The Wyoming Game and Fish Commission is committing over $1 million to work on wildlife crossings in the state. The Game and Fish Commission is responsible for creating policies, and the department is tasked with executing those policies.
Wildlife crossings are important because highways can interrupt migration corridors. Game and Fish estimates there are over 6,000 wildlife collisions each year.
Angi Bruce, deputy director of Game and Fish, said the commission asked the department to research which sites need attention first.
"The commission asked us to bring back to them a few of our top priorities projects with some more specific details to review in order to allocate the $1.25 million to a specific project," Bruce said.

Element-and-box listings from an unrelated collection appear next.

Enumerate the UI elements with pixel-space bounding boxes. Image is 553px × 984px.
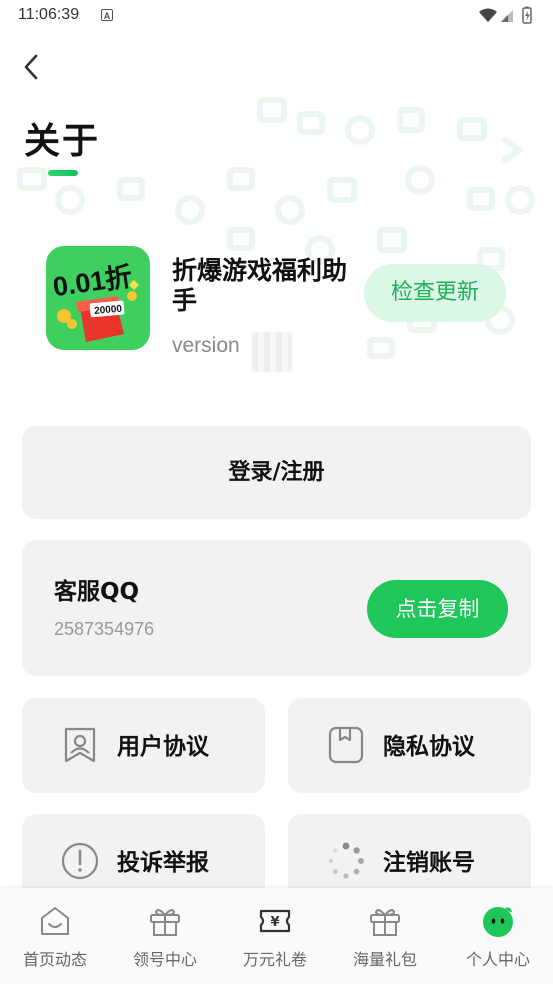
version-number-redacted (252, 332, 292, 372)
status-bar: 11:06:39 A (0, 0, 553, 32)
nav-item-account-center[interactable]: 领号中心 (110, 888, 220, 984)
user-agreement-button[interactable]: 用户协议 (22, 698, 265, 793)
page-title: 关于 (24, 121, 101, 162)
back-button[interactable] (16, 50, 48, 84)
copy-qq-button[interactable]: 点击复制 (367, 580, 508, 638)
app-version-label: version (172, 334, 240, 357)
customer-service-title: 客服QQ (54, 579, 140, 605)
gift-icon (150, 909, 180, 936)
delete-account-label: 注销账号 (383, 850, 475, 876)
nav-label-account-center: 领号中心 (132, 950, 197, 969)
coupon-icon: ¥ (259, 909, 291, 933)
home-icon (41, 907, 69, 935)
bottom-navigation: 首页动态 领号中心 ¥ 万元礼卷 海量礼包 个人中心 (0, 888, 553, 984)
nav-item-coupons[interactable]: ¥ 万元礼卷 (220, 888, 330, 984)
user-agreement-label: 用户协议 (117, 734, 209, 760)
bookmark-icon (64, 727, 96, 763)
title-underline (48, 170, 78, 176)
nav-item-home[interactable]: 首页动态 (0, 888, 110, 984)
privacy-policy-button[interactable]: 隐私协议 (288, 698, 531, 793)
loading-icon (328, 842, 364, 879)
document-icon (328, 726, 364, 764)
svg-text:¥: ¥ (270, 915, 279, 930)
nav-label-coupons: 万元礼卷 (242, 950, 307, 969)
app-name: 折爆游戏福利助手 (172, 256, 348, 315)
report-label: 投诉举报 (117, 850, 209, 876)
login-register-button[interactable]: 登录/注册 (22, 426, 531, 519)
status-time: 11:06:39 (18, 6, 80, 23)
nav-label-home: 首页动态 (22, 950, 87, 969)
customer-service-qq-number: 2587354976 (54, 619, 155, 639)
profile-icon (483, 907, 513, 937)
privacy-policy-label: 隐私协议 (383, 734, 475, 760)
check-update-button[interactable]: 检查更新 (364, 264, 506, 322)
app-logo: 0.01折 20000 (46, 246, 150, 350)
nav-item-gift-packs[interactable]: 海量礼包 (330, 888, 440, 984)
exclamation-icon (61, 842, 99, 880)
status-icons (479, 6, 532, 24)
nav-label-gift-packs: 海量礼包 (352, 950, 417, 969)
notification-icon: A (101, 9, 113, 21)
nav-item-profile[interactable]: 个人中心 (443, 888, 553, 984)
gift-icon (370, 909, 400, 936)
customer-service-card: 客服QQ 2587354976 点击复制 (22, 540, 531, 676)
nav-label-profile: 个人中心 (465, 950, 530, 969)
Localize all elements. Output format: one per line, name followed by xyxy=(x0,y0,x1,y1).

The department and several other groups have been working since 2017 to identify the highest priority areas.
There are 240 sites in Wyoming that have been identified as areas that need help with wildlife crossing, Bruce said. Forty of those have been tagged as high priority.

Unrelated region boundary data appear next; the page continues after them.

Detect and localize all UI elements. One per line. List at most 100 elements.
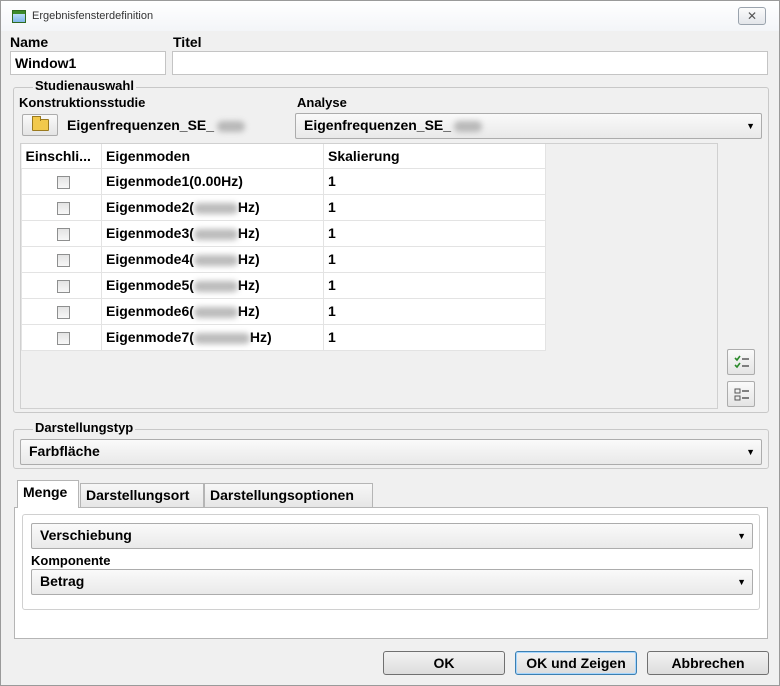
eigenmode-cell: Eigenmode1(0.00Hz) <box>101 167 324 195</box>
deselect-all-button[interactable] <box>727 381 755 407</box>
display-type-dropdown[interactable]: Farbfläche ▼ <box>20 439 762 465</box>
ok-and-show-button[interactable]: OK und Zeigen <box>515 651 637 675</box>
analysis-label: Analyse <box>297 95 347 110</box>
window-title: Ergebnisfensterdefinition <box>32 10 154 22</box>
table-row[interactable]: Eigenmode6( Hz) 1 <box>21 297 546 325</box>
name-input[interactable]: Window1 <box>10 51 166 75</box>
eigenmode-unit: Hz) <box>237 303 260 319</box>
chevron-down-icon: ▼ <box>746 447 755 457</box>
table-row[interactable]: Eigenmode5( Hz) 1 <box>21 271 546 299</box>
tab-display-options[interactable]: Darstellungsoptionen <box>204 483 373 507</box>
title-label: Titel <box>173 34 202 50</box>
include-cell <box>21 245 102 273</box>
check-list-icon <box>734 355 749 369</box>
cancel-button[interactable]: Abbrechen <box>647 651 769 675</box>
redacted-text <box>454 120 483 132</box>
include-cell <box>21 167 102 195</box>
table-row[interactable]: Eigenmode1(0.00Hz) 1 <box>21 167 546 195</box>
column-header-eigenmodes[interactable]: Eigenmoden <box>101 144 324 169</box>
include-cell <box>21 193 102 221</box>
quantity-dropdown[interactable]: Verschiebung ▼ <box>31 523 753 549</box>
scaling-cell[interactable]: 1 <box>323 297 546 325</box>
eigenmode-label: Eigenmode7( <box>106 329 194 345</box>
eigenmode-unit: Hz) <box>237 199 260 215</box>
include-checkbox[interactable] <box>56 279 70 293</box>
include-cell <box>21 297 102 325</box>
eigenmode-cell: Eigenmode2( Hz) <box>101 193 324 221</box>
scaling-cell[interactable]: 1 <box>323 323 546 351</box>
table-row[interactable]: Eigenmode7( Hz) 1 <box>21 323 546 351</box>
analysis-dropdown-value: Eigenfrequenzen_SE_ <box>304 117 452 133</box>
include-cell <box>21 271 102 299</box>
title-bar: Ergebnisfensterdefinition ✕ <box>1 1 779 31</box>
scaling-cell[interactable]: 1 <box>323 271 546 299</box>
eigenmode-cell: Eigenmode3( Hz) <box>101 219 324 247</box>
eigenmode-cell: Eigenmode6( Hz) <box>101 297 324 325</box>
name-label: Name <box>10 34 49 50</box>
quantity-tab-panel: Verschiebung ▼ Komponente Betrag ▼ <box>14 507 768 639</box>
eigenmode-cell: Eigenmode7( Hz) <box>101 323 324 351</box>
eigenmode-cell: Eigenmode4( Hz) <box>101 245 324 273</box>
component-value: Betrag <box>40 573 85 589</box>
chevron-down-icon: ▼ <box>746 121 755 131</box>
eigenmode-label: Eigenmode6( <box>106 303 194 319</box>
eigenmode-label: Eigenmode3( <box>106 225 194 241</box>
folder-open-icon <box>32 116 49 131</box>
ok-button[interactable]: OK <box>383 651 505 675</box>
study-selection-label: Studienauswahl <box>33 78 136 93</box>
display-type-value: Farbfläche <box>29 443 100 459</box>
eigenmode-unit: Hz) <box>237 251 260 267</box>
display-type-label: Darstellungstyp <box>33 420 136 435</box>
redacted-text <box>217 120 246 132</box>
design-study-text: Eigenfrequenzen_SE_ <box>67 117 215 133</box>
quantity-value: Verschiebung <box>40 527 132 543</box>
redacted-frequency <box>193 254 238 266</box>
include-cell <box>21 323 102 351</box>
column-header-scaling[interactable]: Skalierung <box>323 144 546 169</box>
close-button[interactable]: ✕ <box>738 7 766 25</box>
include-checkbox[interactable] <box>56 331 70 345</box>
analysis-dropdown[interactable]: Eigenfrequenzen_SE_ ▼ <box>295 113 762 139</box>
chevron-down-icon: ▼ <box>737 531 746 541</box>
eigenmodes-table: Einschli... Eigenmoden Skalierung Eigenm… <box>20 143 718 409</box>
include-checkbox[interactable] <box>56 305 70 319</box>
scaling-cell[interactable]: 1 <box>323 245 546 273</box>
redacted-frequency <box>193 306 238 318</box>
eigenmode-unit: Hz) <box>237 277 260 293</box>
design-study-label: Konstruktionsstudie <box>19 95 146 110</box>
table-row[interactable]: Eigenmode3( Hz) 1 <box>21 219 546 247</box>
eigenmode-cell: Eigenmode5( Hz) <box>101 271 324 299</box>
table-row[interactable]: Eigenmode2( Hz) 1 <box>21 193 546 221</box>
redacted-frequency <box>193 332 250 344</box>
scaling-cell[interactable]: 1 <box>323 193 546 221</box>
include-checkbox[interactable] <box>56 253 70 267</box>
scaling-cell[interactable]: 1 <box>323 219 546 247</box>
eigenmode-label: Eigenmode2( <box>106 199 194 215</box>
eigenmode-unit: Hz) <box>249 329 272 345</box>
tab-quantity[interactable]: Menge <box>17 480 79 508</box>
eigenmode-label: Eigenmode4( <box>106 251 194 267</box>
column-header-include[interactable]: Einschli... <box>21 144 102 169</box>
eigenmode-unit: Hz) <box>237 225 260 241</box>
eigenmode-label: Eigenmode5( <box>106 277 194 293</box>
include-checkbox[interactable] <box>56 227 70 241</box>
tab-display-location[interactable]: Darstellungsort <box>80 483 204 507</box>
design-study-value: Eigenfrequenzen_SE_ <box>67 117 246 133</box>
chevron-down-icon: ▼ <box>737 577 746 587</box>
uncheck-list-icon <box>734 388 749 401</box>
scaling-cell[interactable]: 1 <box>323 167 546 195</box>
window-app-icon <box>12 10 26 23</box>
open-design-study-button[interactable] <box>22 114 58 136</box>
result-window-definition-dialog: Ergebnisfensterdefinition ✕ Name Titel W… <box>0 0 780 686</box>
table-row[interactable]: Eigenmode4( Hz) 1 <box>21 245 546 273</box>
select-all-button[interactable] <box>727 349 755 375</box>
include-checkbox[interactable] <box>56 175 70 189</box>
redacted-frequency <box>193 280 238 292</box>
redacted-frequency <box>193 228 238 240</box>
redacted-frequency <box>193 202 238 214</box>
component-dropdown[interactable]: Betrag ▼ <box>31 569 753 595</box>
component-label: Komponente <box>31 553 111 568</box>
title-input[interactable] <box>172 51 768 75</box>
include-checkbox[interactable] <box>56 201 70 215</box>
eigenmode-label: Eigenmode1(0.00Hz) <box>106 173 243 189</box>
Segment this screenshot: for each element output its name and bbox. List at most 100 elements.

Bruce said there are three ways to tackle wildlife crossings. Two of them involve creating safer pathways for animals to cross roads, such as installing wildlife-friendly fencing and building bridges or underpasses for wildlife.
The other puts the responsibility on drivers.
"What I mean by that is providing them education that this an area in their driving highway area that is likely to come into contact with big game, either mule deer, pronghorn, elk moose or others," Bruce said.
Bruce said this method includes changing speed limits during certain seasons and adding different kinds of signage to highways.